Ratgeber "Deltaräder - dreirädige Gehhilfen"

Die Deltaräder bestehen aus einem Metallrahmen in Form eines Dreiecks. Sie sind mit drei Rädern ausgestattet, wobei sich hinten zwei Räder befinden und die Spitze mit einem Rad nach vorne zeigt. An den höhenverstellbaren Handgriffen sind Bremsen (Bowdenzüge) mit einer Feststellmechanik (Feststellbremse) angebracht. Die Gehhilfe kann platzsparend zusammengeklappt werden.

Hilfsmittelbeispiele

Zur Illustration der im Ratgeber "Hilfsmittel für die häusliche Pflege" beschriebenen Gegenstände verwendet Barrierefrei Leben e.V. neben eigenen Fotos Bildmaterialien von Dritten (z.B. Vereinen, Verbänden, Herstellern und Händlern). Die Darstellung und Nennung von Produkten und Herstellern dient ausschließlich Informationszwecken und stellt keine Empfehlung dar. Es wird kein Anspruch auf Vollständigkeit erhoben. Barrierefrei Leben e.V. verkauft keine Produkte!

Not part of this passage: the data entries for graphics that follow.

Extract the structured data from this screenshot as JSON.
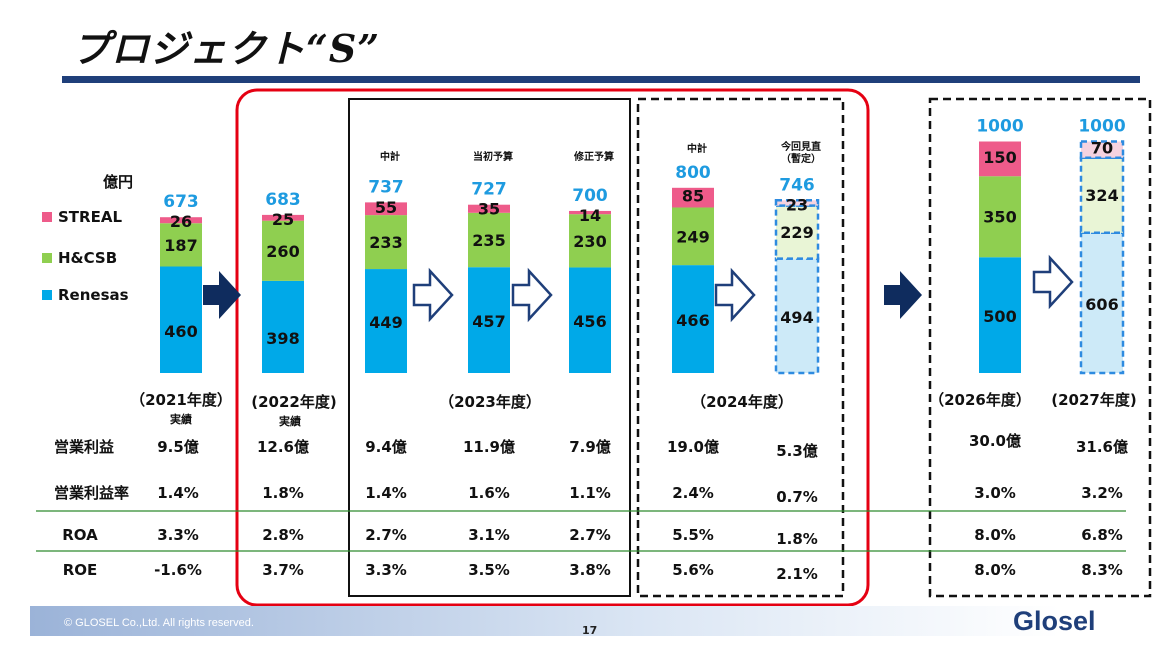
{
  "title": "プロジェクト“S”",
  "footer": {
    "copyright": "© GLOSEL Co.,Ltd. All rights reserved.",
    "page": "17",
    "logo": "Glosel"
  },
  "unit_label": "億円",
  "colors": {
    "STREAL": "#ee5b8a",
    "H&CSB": "#8fcf50",
    "Renesas": "#00a9e8",
    "total": "#1e9be0",
    "arrow_solid": "#0f2c5e",
    "red_box": "#e50012"
  },
  "chart_data": {
    "type": "bar",
    "stacked": true,
    "unit": "億円",
    "legend": [
      "STREAL",
      "H&CSB",
      "Renesas"
    ],
    "bars": [
      {
        "year": "（2021年度）",
        "sub": "実績",
        "total": 673,
        "Renesas": 460,
        "H&CSB": 187,
        "STREAL": 26
      },
      {
        "year": "(2022年度)",
        "sub": "実績",
        "total": 683,
        "Renesas": 398,
        "H&CSB": 260,
        "STREAL": 25
      },
      {
        "header": "中計",
        "total": 737,
        "Renesas": 449,
        "H&CSB": 233,
        "STREAL": 55
      },
      {
        "header": "当初予算",
        "total": 727,
        "Renesas": 457,
        "H&CSB": 235,
        "STREAL": 35
      },
      {
        "header": "修正予算",
        "total": 700,
        "Renesas": 456,
        "H&CSB": 230,
        "STREAL": 14
      },
      {
        "header": "中計",
        "total": 800,
        "Renesas": 466,
        "H&CSB": 249,
        "STREAL": 85
      },
      {
        "header": "今回見直\n（暫定）",
        "total": 746,
        "Renesas": 494,
        "H&CSB": 229,
        "STREAL": 23,
        "style": "dashed"
      },
      {
        "year": "（2026年度）",
        "total": 1000,
        "Renesas": 500,
        "H&CSB": 350,
        "STREAL": 150
      },
      {
        "year": "(2027年度)",
        "total": 1000,
        "Renesas": 606,
        "H&CSB": 324,
        "STREAL": 70,
        "style": "dashed"
      }
    ],
    "group_labels": [
      "（2023年度）",
      "（2024年度）"
    ],
    "metrics": [
      {
        "label": "営業利益",
        "values": [
          "9.5億",
          "12.6億",
          "9.4億",
          "11.9億",
          "7.9億",
          "19.0億",
          "5.3億",
          "30.0億",
          "31.6億"
        ]
      },
      {
        "label": "営業利益率",
        "values": [
          "1.4%",
          "1.8%",
          "1.4%",
          "1.6%",
          "1.1%",
          "2.4%",
          "0.7%",
          "3.0%",
          "3.2%"
        ]
      },
      {
        "label": "ROA",
        "values": [
          "3.3%",
          "2.8%",
          "2.7%",
          "3.1%",
          "2.7%",
          "5.5%",
          "1.8%",
          "8.0%",
          "6.8%"
        ]
      },
      {
        "label": "ROE",
        "values": [
          "-1.6%",
          "3.7%",
          "3.3%",
          "3.5%",
          "3.8%",
          "5.6%",
          "2.1%",
          "8.0%",
          "8.3%"
        ]
      }
    ]
  }
}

Für Personen mit einer leichten Gehbehinderung und ohne Gleichgewichtsstörungen, für den Einsatz im Innenbereich.

  • Material: meist aus Stahlrohr, teilweise auch Alu
  • Gewicht: unterschiedlich (3,6 kg – 8 kg)
  • Räder: Meist ist das vordere Rad schwenkbar, es gibt auch eine Variante bei der alle drei Räder schwenkbar sind.
  • Bereifung: meist Vollgummi, selten Luftbereifung
  • Schiebegriffe: in verschiedenen Formen angeboten (z. B. anatomisch oder rund)
  • Zubehör: Korb, Tablett oder Tasche
  • Vorteil: Das Deltarad ist sehr wendig.
  • Nachteil: Eine hohe Kippunsicherheit ist durch das dreirädrige Fahrgestell gegeben. Deshalb sollte das Hilfsmittel auf keinen Fall von Personen mit Gleichgewichtsstörungen eingesetzt werden. Auch im Außenbereich ist der Einsatz aufgrund der Kippunsicherheit kaum zu empfehlen.

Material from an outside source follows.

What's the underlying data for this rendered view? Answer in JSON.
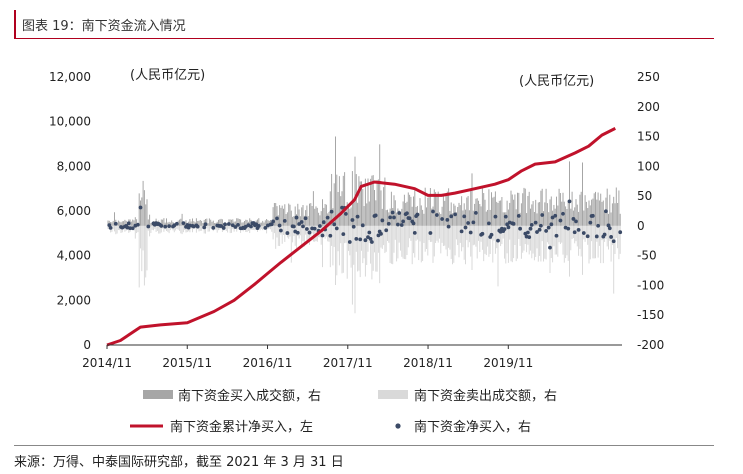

Wenn Sie gesetzlich versichert sind: Einige Deltaräder (Produktgruppe Gehhilfe) sind im Hilfsmittelverzeichnis der Gesetzlichen Krankenversicherung (GKV) aufgeführt. Liegt ein Rezept von einem Arzt vor, kann das Hilfsmittel von der Krankenkasse finanziert werden.

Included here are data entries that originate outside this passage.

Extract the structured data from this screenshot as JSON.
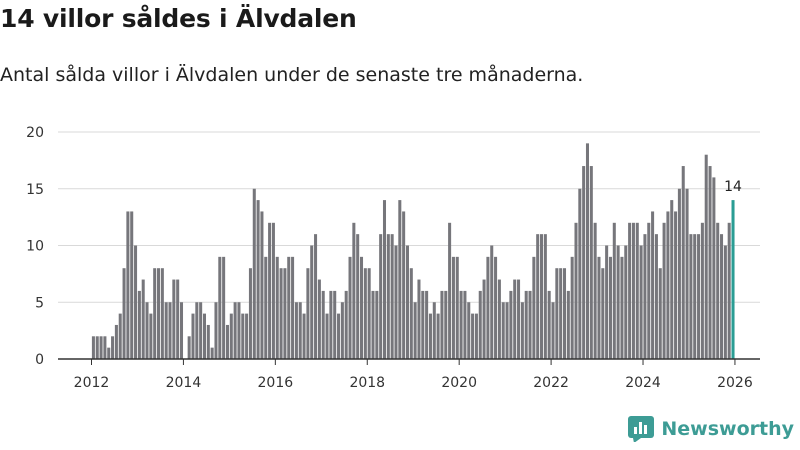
{
  "header": {
    "title": "14 villor såldes i Älvdalen",
    "subtitle": "Antal sålda villor i Älvdalen under de senaste tre månaderna."
  },
  "brand": {
    "name": "Newsworthy"
  },
  "colors": {
    "bar": "#76767b",
    "highlight": "#2a9d94",
    "axis": "#333333",
    "grid": "#d9d9d9"
  },
  "chart_data": {
    "type": "bar",
    "title": "14 villor såldes i Älvdalen",
    "subtitle": "Antal sålda villor i Älvdalen under de senaste tre månaderna.",
    "xlabel": "",
    "ylabel": "",
    "ylim": [
      0,
      20
    ],
    "yticks": [
      0,
      5,
      10,
      15,
      20
    ],
    "x_start": {
      "year": 2012,
      "month": 1
    },
    "xticks": [
      2012,
      2014,
      2016,
      2018,
      2020,
      2022,
      2024,
      2026
    ],
    "grid": true,
    "annotation": {
      "text": "14"
    },
    "values": [
      2,
      2,
      2,
      2,
      1,
      2,
      3,
      4,
      8,
      13,
      13,
      10,
      6,
      7,
      5,
      4,
      8,
      8,
      8,
      5,
      5,
      7,
      7,
      5,
      0,
      2,
      4,
      5,
      5,
      4,
      3,
      1,
      5,
      9,
      9,
      3,
      4,
      5,
      5,
      4,
      4,
      8,
      15,
      14,
      13,
      9,
      12,
      12,
      9,
      8,
      8,
      9,
      9,
      5,
      5,
      4,
      8,
      10,
      11,
      7,
      6,
      4,
      6,
      6,
      4,
      5,
      6,
      9,
      12,
      11,
      9,
      8,
      8,
      6,
      6,
      11,
      14,
      11,
      11,
      10,
      14,
      13,
      10,
      8,
      5,
      7,
      6,
      6,
      4,
      5,
      4,
      6,
      6,
      12,
      9,
      9,
      6,
      6,
      5,
      4,
      4,
      6,
      7,
      9,
      10,
      9,
      7,
      5,
      5,
      6,
      7,
      7,
      5,
      6,
      6,
      9,
      11,
      11,
      11,
      6,
      5,
      8,
      8,
      8,
      6,
      9,
      12,
      15,
      17,
      19,
      17,
      12,
      9,
      8,
      10,
      9,
      12,
      10,
      9,
      10,
      12,
      12,
      12,
      10,
      11,
      12,
      13,
      11,
      8,
      12,
      13,
      14,
      13,
      15,
      17,
      15,
      11,
      11,
      11,
      12,
      18,
      17,
      16,
      12,
      11,
      10,
      12,
      14
    ]
  }
}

Wenn Sie privat versichert sind: Bei Vorliegen einer ärztlichen Verordnung (Privatrezept) können die Kosten für das Hilfsmittel von der Privaten Krankenkasse (PKV) erstattet werden, wenn dies im Versicherungsvertrag vereinbart wurde. Bitte fragen Sie vorher gegebenenfalls bei Ihrer Privaten Krankenkasse nach. Die Kostenerstattung für Pflegehilfsmittel erfolgt wie bei der gesetzlichen Pflegekasse.